# Custom Tiller



## BWfarms (Aug 3, 2015)

I was scanning my normal classifieds this morning and came across an absurd posting.

https://greensboro.craigslist.org/grd/d/need-garden-tillered/6555903098.html















Not sure if the guy that posted the want ad looking for someone to till his garden is off his rocker. His idea of a reasonable rate is $30 for a half hour job (his opinion of how long it should take) to till 16x20. Plus he dictates the use of only a rear tine tiller. Then the guy named Russ apparently exhibited some of the scam characteristics but I can't reasonably tell because somehow a neighbor's garden was added to the quote. Either way $200 per garden doesn't seem too bad priced.

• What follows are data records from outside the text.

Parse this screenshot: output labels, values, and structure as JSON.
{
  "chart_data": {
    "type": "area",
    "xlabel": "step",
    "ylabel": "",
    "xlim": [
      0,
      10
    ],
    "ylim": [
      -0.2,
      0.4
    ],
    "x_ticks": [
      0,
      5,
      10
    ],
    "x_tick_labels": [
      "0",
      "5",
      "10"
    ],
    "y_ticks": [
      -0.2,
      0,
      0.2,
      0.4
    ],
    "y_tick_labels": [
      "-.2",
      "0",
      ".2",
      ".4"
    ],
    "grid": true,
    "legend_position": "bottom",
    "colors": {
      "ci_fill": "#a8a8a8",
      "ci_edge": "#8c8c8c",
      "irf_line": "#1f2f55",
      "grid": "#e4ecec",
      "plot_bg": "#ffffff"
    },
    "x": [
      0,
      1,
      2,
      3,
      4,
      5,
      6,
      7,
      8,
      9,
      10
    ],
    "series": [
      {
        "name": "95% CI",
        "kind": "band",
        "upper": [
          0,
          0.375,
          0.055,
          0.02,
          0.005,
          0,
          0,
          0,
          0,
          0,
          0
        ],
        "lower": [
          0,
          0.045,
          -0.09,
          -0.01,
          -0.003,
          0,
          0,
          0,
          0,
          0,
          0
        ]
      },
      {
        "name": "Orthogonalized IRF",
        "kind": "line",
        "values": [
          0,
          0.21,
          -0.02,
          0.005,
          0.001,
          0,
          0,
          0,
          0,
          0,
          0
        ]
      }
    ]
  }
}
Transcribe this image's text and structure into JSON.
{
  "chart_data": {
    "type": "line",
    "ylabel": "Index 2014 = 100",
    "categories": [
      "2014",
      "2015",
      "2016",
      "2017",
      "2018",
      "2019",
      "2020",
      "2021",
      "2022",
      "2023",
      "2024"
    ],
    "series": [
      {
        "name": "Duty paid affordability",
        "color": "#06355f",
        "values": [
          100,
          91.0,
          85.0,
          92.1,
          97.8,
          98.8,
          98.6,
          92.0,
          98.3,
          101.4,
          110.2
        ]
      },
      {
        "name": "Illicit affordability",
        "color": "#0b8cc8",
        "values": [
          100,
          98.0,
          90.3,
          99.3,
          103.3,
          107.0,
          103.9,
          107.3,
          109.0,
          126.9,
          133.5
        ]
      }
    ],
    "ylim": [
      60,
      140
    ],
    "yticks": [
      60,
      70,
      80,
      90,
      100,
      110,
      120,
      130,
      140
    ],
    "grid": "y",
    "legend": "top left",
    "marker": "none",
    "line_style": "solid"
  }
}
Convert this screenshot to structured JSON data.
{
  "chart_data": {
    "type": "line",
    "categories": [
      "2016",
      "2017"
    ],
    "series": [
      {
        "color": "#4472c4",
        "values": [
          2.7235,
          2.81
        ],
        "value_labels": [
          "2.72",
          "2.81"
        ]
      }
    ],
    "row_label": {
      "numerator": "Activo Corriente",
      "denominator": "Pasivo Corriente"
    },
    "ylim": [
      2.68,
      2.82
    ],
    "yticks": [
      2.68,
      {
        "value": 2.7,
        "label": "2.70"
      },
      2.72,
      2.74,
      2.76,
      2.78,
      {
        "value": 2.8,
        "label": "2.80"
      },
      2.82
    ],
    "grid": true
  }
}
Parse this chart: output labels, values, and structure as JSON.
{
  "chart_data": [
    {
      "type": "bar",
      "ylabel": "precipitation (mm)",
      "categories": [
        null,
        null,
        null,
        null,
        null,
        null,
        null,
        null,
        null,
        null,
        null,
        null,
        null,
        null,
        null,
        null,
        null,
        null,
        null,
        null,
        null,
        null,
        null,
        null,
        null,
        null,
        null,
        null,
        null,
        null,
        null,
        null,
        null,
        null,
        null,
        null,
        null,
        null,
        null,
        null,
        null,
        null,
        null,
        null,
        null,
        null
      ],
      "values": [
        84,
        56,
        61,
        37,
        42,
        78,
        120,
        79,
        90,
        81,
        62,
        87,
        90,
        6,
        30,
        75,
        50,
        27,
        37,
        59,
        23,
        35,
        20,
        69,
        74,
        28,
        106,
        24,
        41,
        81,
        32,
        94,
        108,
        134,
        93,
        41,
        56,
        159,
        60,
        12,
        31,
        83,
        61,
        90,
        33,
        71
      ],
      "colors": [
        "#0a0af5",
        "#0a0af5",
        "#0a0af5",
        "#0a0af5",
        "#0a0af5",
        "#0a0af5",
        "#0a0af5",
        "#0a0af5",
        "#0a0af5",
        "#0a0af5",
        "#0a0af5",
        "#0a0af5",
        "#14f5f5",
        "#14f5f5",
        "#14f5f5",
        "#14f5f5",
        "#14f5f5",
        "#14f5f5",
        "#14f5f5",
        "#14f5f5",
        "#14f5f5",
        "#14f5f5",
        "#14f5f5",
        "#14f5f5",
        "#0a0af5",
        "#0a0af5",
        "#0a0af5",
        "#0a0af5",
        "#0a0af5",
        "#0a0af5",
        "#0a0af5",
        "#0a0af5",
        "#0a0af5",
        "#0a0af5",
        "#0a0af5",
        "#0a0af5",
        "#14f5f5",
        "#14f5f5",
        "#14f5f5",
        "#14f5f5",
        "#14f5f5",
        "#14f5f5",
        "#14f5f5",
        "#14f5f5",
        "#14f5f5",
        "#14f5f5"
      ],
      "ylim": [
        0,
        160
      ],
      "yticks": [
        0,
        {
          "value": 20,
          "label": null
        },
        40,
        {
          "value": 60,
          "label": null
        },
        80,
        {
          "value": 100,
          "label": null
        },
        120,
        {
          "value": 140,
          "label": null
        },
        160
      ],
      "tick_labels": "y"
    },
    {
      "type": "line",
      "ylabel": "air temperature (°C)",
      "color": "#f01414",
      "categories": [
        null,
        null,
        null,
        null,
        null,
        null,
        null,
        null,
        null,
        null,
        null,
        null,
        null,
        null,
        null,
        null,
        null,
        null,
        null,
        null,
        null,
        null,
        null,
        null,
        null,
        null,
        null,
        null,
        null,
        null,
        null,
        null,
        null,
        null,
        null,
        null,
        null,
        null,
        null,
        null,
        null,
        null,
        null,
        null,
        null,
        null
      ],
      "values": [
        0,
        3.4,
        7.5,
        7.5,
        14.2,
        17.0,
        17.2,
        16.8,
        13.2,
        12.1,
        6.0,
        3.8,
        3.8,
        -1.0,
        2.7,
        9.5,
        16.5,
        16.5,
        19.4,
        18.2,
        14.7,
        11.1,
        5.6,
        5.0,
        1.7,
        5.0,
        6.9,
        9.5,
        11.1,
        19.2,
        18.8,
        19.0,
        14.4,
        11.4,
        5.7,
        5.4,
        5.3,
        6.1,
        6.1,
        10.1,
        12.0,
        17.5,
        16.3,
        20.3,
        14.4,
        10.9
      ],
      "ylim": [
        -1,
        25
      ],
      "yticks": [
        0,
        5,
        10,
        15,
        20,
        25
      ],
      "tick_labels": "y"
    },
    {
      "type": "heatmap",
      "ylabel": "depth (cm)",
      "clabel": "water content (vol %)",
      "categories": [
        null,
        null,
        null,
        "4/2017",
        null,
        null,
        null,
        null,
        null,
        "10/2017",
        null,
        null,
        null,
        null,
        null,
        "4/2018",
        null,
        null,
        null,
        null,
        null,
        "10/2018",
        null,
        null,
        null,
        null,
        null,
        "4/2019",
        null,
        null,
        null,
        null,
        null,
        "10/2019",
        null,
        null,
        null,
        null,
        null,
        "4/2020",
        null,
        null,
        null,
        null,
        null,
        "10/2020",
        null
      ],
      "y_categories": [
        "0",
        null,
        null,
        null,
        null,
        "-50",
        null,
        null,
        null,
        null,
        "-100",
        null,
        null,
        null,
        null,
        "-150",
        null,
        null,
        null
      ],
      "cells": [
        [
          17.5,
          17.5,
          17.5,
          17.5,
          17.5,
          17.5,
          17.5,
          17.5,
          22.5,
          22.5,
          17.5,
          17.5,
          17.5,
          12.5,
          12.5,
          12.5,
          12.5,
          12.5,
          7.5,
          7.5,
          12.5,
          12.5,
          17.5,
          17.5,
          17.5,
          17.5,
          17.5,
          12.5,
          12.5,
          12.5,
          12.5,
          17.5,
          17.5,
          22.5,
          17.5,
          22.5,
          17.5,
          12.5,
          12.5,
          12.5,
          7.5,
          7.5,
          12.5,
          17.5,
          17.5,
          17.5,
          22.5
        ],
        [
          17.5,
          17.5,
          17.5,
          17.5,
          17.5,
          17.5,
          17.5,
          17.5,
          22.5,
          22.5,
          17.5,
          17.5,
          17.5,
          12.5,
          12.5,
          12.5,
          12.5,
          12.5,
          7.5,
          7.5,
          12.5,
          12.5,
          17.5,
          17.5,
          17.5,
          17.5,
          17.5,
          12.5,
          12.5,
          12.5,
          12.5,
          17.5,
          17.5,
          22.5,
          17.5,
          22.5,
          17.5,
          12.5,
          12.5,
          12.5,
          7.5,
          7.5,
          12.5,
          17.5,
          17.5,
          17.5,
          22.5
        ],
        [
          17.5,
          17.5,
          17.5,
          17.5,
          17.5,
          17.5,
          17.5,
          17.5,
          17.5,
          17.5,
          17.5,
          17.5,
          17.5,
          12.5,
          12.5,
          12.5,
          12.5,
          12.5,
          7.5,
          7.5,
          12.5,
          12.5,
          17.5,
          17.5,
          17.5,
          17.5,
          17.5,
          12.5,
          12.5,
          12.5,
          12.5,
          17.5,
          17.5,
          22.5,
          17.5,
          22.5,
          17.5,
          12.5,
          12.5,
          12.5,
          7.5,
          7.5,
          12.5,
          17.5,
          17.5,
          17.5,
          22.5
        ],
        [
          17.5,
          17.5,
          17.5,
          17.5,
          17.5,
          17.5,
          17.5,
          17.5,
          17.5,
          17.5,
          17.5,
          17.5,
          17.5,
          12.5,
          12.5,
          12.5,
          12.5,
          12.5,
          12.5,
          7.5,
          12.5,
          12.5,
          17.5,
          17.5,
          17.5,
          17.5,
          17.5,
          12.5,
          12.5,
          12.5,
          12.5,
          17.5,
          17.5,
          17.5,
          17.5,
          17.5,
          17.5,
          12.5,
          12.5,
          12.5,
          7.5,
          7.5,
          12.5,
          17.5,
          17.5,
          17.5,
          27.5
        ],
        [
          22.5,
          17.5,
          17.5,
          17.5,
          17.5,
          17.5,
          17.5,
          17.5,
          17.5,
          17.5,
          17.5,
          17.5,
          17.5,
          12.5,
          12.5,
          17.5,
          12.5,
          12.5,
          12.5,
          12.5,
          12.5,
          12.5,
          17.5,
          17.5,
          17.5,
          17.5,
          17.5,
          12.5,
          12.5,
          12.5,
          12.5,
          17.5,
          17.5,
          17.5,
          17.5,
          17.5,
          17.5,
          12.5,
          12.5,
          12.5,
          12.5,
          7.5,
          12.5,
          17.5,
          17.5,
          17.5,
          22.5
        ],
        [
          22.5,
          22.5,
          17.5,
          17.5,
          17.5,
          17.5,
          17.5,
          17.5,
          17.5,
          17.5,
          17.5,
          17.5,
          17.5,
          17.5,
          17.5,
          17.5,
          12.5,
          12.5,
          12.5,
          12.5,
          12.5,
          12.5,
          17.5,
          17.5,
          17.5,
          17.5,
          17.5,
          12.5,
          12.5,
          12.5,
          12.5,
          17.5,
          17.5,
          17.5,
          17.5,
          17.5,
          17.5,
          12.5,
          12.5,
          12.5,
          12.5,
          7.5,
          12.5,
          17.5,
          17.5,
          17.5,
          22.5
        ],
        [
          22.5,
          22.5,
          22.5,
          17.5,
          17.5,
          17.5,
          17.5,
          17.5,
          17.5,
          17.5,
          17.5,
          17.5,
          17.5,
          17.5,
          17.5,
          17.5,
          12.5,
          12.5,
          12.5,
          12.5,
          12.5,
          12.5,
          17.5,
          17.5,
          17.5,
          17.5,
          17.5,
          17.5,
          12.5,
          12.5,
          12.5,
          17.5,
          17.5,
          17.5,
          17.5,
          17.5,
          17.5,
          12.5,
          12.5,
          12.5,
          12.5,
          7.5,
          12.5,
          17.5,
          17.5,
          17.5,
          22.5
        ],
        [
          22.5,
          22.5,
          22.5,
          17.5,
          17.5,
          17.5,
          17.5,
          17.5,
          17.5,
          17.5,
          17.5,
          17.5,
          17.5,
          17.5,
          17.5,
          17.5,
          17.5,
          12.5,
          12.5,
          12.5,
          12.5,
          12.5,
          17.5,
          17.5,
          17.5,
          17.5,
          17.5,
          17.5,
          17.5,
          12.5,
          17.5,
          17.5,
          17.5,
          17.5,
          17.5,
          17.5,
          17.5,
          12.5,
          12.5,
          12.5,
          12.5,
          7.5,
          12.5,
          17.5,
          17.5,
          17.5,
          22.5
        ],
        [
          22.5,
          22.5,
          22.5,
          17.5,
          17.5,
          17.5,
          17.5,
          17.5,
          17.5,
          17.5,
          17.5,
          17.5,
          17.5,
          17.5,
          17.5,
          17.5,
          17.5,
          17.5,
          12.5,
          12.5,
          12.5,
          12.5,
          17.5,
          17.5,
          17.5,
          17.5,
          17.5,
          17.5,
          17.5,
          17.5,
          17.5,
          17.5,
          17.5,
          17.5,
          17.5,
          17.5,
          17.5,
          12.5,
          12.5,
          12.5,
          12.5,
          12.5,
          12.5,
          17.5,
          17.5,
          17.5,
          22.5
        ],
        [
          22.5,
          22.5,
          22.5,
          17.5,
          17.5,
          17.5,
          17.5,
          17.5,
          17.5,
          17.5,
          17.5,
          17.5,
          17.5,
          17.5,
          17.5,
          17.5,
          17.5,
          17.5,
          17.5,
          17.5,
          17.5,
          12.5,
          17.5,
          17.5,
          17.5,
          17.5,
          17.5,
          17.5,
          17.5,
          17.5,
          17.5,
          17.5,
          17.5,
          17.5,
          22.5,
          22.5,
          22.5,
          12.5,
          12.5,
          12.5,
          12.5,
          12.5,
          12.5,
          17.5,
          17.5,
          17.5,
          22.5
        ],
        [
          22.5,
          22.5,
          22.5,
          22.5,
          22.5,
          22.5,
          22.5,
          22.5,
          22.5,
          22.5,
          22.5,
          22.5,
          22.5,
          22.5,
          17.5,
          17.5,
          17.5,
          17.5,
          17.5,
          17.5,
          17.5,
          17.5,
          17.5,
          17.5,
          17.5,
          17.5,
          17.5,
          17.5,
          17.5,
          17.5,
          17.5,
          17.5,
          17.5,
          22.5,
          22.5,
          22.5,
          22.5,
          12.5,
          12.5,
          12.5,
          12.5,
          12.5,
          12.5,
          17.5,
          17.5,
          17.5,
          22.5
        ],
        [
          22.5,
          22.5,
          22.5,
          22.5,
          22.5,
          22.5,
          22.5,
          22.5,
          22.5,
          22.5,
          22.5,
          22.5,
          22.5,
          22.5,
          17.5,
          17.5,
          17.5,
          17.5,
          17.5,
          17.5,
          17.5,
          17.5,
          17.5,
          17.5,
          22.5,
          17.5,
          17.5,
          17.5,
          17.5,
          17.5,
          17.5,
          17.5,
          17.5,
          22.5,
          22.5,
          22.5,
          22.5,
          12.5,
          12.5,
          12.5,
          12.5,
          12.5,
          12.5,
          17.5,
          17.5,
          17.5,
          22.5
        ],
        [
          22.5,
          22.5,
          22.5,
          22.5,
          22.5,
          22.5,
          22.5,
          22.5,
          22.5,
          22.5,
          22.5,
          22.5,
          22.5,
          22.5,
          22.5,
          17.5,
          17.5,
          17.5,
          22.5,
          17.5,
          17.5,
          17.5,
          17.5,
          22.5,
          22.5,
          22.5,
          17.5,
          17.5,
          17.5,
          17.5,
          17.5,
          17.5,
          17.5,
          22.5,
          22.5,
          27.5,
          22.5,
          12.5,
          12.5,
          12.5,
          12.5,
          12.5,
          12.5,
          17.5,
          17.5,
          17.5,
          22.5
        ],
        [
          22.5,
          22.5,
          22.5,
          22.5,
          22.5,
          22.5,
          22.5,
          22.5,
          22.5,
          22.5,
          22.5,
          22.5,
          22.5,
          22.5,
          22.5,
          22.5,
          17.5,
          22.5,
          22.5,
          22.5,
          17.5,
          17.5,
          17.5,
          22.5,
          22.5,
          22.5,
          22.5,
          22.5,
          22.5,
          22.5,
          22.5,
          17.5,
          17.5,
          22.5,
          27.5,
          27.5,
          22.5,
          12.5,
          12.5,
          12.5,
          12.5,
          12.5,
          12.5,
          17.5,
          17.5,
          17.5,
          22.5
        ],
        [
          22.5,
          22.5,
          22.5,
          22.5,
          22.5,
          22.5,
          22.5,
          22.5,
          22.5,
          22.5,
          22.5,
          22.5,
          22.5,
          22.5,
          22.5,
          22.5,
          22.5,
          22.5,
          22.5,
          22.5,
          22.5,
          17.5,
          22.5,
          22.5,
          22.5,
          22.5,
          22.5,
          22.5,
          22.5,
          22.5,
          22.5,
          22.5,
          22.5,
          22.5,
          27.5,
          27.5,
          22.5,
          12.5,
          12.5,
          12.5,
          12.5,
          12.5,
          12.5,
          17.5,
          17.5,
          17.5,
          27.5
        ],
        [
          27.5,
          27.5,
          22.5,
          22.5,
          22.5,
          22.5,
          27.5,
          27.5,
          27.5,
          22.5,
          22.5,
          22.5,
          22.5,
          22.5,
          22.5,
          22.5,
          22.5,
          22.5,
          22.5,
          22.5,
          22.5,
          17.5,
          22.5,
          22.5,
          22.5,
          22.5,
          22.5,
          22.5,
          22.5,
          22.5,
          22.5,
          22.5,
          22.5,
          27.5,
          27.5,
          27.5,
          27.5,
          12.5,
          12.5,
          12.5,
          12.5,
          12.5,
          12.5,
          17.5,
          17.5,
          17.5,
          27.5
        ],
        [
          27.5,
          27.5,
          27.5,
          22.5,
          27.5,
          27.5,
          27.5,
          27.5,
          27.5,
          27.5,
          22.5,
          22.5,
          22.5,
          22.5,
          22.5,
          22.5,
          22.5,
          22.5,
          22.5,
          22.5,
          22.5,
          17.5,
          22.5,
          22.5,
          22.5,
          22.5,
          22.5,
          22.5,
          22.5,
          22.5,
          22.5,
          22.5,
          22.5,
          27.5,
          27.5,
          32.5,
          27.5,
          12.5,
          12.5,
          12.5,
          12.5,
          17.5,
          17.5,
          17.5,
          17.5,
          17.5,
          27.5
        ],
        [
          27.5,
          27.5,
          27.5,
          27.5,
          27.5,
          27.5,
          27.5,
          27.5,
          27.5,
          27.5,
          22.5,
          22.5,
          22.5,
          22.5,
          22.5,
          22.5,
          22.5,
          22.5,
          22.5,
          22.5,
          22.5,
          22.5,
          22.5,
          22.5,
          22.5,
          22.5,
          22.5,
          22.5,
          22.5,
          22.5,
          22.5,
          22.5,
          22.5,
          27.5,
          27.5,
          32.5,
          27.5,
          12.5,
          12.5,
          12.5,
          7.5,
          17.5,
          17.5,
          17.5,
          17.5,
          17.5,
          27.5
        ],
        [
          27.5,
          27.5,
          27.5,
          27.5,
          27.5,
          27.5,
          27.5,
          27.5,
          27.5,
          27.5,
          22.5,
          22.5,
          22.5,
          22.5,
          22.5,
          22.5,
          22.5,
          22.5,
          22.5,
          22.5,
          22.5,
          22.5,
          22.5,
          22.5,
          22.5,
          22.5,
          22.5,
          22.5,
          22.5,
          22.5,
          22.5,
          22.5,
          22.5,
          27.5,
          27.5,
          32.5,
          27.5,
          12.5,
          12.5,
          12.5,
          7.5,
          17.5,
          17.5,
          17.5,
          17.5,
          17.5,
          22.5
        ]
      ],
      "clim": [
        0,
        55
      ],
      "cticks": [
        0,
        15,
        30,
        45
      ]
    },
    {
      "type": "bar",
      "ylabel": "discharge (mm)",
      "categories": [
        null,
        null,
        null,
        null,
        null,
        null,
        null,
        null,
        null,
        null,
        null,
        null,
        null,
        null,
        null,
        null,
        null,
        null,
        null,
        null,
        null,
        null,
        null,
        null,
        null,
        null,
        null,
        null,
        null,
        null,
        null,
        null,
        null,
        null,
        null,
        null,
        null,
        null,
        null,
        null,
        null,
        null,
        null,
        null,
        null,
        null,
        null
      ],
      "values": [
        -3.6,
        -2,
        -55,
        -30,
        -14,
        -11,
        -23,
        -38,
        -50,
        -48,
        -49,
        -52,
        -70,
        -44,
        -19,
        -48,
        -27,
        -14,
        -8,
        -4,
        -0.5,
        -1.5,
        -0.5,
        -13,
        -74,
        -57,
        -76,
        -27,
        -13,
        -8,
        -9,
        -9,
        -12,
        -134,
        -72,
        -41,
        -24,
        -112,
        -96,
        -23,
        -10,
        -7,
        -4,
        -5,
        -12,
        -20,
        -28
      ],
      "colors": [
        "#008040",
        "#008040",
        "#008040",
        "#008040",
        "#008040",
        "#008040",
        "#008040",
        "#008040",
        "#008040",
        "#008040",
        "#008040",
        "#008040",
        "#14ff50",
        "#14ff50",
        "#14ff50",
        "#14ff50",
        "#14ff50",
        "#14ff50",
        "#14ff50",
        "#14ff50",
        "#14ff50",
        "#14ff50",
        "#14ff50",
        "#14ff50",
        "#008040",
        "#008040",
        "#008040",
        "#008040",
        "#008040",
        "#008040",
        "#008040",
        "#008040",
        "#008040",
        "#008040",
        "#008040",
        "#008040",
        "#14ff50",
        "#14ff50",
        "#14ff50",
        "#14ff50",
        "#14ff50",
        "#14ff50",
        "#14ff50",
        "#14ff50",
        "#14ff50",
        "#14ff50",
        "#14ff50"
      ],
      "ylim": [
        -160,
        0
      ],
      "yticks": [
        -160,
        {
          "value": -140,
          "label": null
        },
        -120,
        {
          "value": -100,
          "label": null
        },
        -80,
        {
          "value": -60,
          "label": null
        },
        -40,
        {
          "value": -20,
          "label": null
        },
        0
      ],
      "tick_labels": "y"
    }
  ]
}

The ad poster insinuates that Russ was ripping him/her off the Clinton/Obama way. I think the ad poster is also trying to rip someone off the 'Clinton/Obama way' lol. The job in my opinion is at least $31.


----------



## Hayjosh (Mar 24, 2016)

And then there was that time when a guy who calls it 'tiller' and 'tillering' called somebody stupid. Bonus points for being able to politicize tillering. Maybe he should have used Tillerson instead.


----------



## skyrydr2 (Oct 25, 2015)

WOW.. its not a $30 job nor is it a $200 job! Even with a walk behind tiller! 
My dad does garden tilling and charges a minimum of $50 and $75 per hour if it takes longer. 
Don't do the walk behind tilling, he uses his 2120 with 72" Kuhn tiller.


----------